Neurons fire by sending electrical impulses, called action potentials, down the length of the cell. When stimulated, nerve cells allow sodium ions (Na+) to enter the cell. This creates a positive electrical charge that triggers changes farther along the cell. Potassium ions (K+) then flow out, returning the cell membrane to its original negative charge of about -70 millivolts (mV).


Neurotransmitters are molecules used to transmit messages between neurons by making a neuron more or less likely to fire. Many drugs work by influencing or mimicking neurotransmitter activity.
Because neurons do not touch one another, they communicate chemically rather than electronically. After a neuron fires, the axon terminal at the end of the neuron transmits the signal it has received by releasing neurotransmitters. A neurotransmitter is a hormone released into the gap between the axon of a neuron and another neuron's dendrites. This gap between two nerve cells, across which neurotransmitters travel, is called the synapse. Neurotransmitters can be divided into two broad groups based on their effects. An agonist is a neurotransmitter that excites or stimulates neurons, and an antagonist is a neurotransmitter that inhibits or suppresses neurons. There are over 100 kinds of neurotransmitters. Major ones include serotonin (which influences mood), dopamine (which induces feelings of reward and pleasure), histamine (which regulates immune response), and norepinephrine (which is released when a stressful event occurs). The level of neurotransmitters in the brain differs among individuals due to their genetic makeup and life events. For example, people prone to thrill-seeking tend to have high baseline levels of dopamine. Studies suggest that this sensation-seeking trait is 60% genetic and linked to a specific dopamine-producing gene.

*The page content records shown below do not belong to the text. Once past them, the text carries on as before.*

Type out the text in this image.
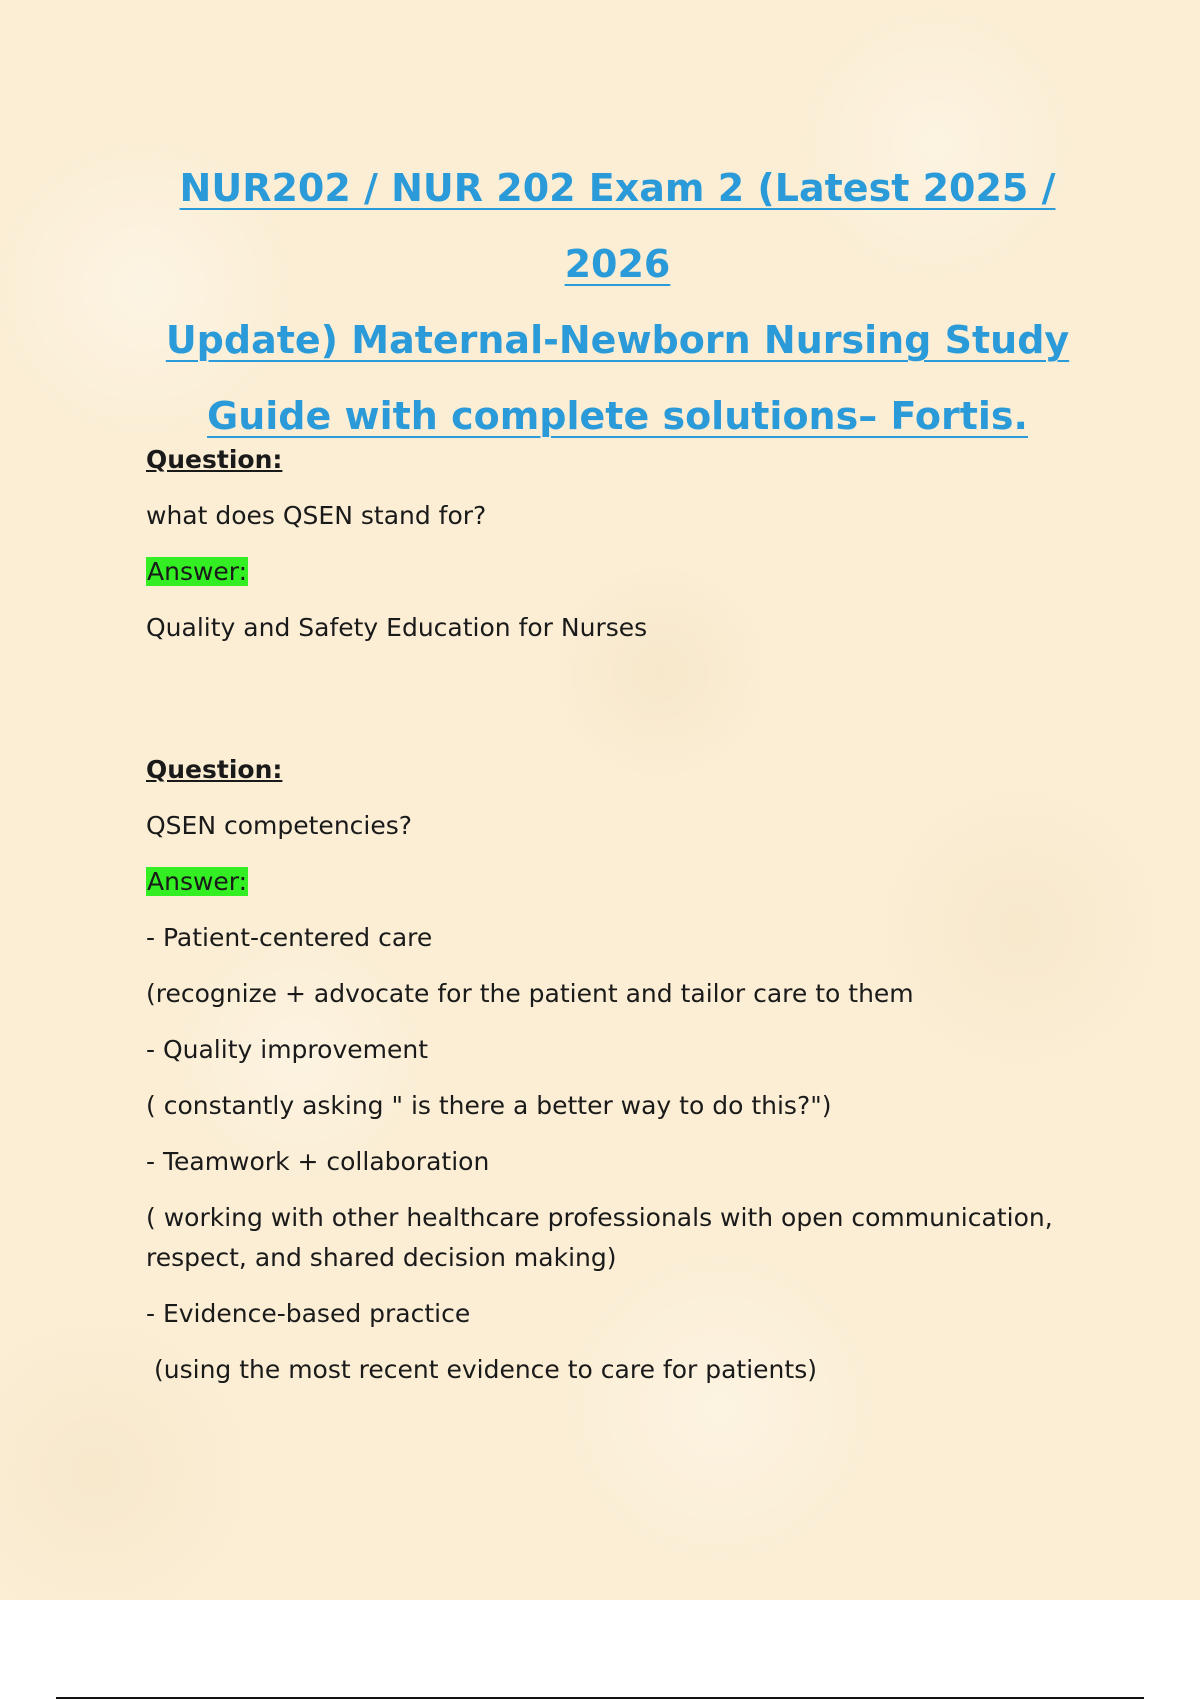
NUR202 / NUR 202 Exam 2 (Latest 2025 / 2026
Update) Maternal-Newborn Nursing Study
Guide with complete solutions– Fortis.
Question:
what does QSEN stand for?
Answer:
Quality and Safety Education for Nurses
Question:
QSEN competencies?
Answer:
- Patient-centered care
(recognize + advocate for the patient and tailor care to them
- Quality improvement
( constantly asking " is there a better way to do this?")
- Teamwork + collaboration
( working with other healthcare professionals with open communication, respect, and shared decision making)
- Evidence-based practice
(using the most recent evidence to care for patients)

Psychoactive drugs work by influencing or mimicking neurotransmitter activity. Depressants (such as alcohol and morphine) reduce neural activity and slow bodily functions, while stimulants (such as cocaine and amphetamines) have the opposite effect. Opiates (such as oxycodone) reduce pain. Hallucinogens (psychedelics, such as LSD) distort perceptions and trigger hallucinations.

Long-term potentiation (LTP) is an increase in the strength of a synapse that lasts from minutes to several days. Synaptic strength is a measure of how easy it is for one neuron to be affected by inputs from another neuron. LTP means that after a given neuron (Neuron A) stimulates another neuron (Neuron B), Neuron A will need less signal strength to stimulate Neuron B in the future. Repeated stimulation leads to a neural circuit as the receiving neuron adds more neurotransmitter receptors. Neuroscientists have the saying, "Neurons that fire together, wire together."

Neurotransmitters that suppress activity in the receiving neuron can produce long-term depression rather than LTP of the synapse. This makes the receiving neuron less likely to fire when it receives inputs. Any kind of learning consists of modifying synapses—making them more or less likely to receive and send signals in the presence of particular inputs. Synaptic changes can result from external inputs (sensation and perception) or internal activity (thinking).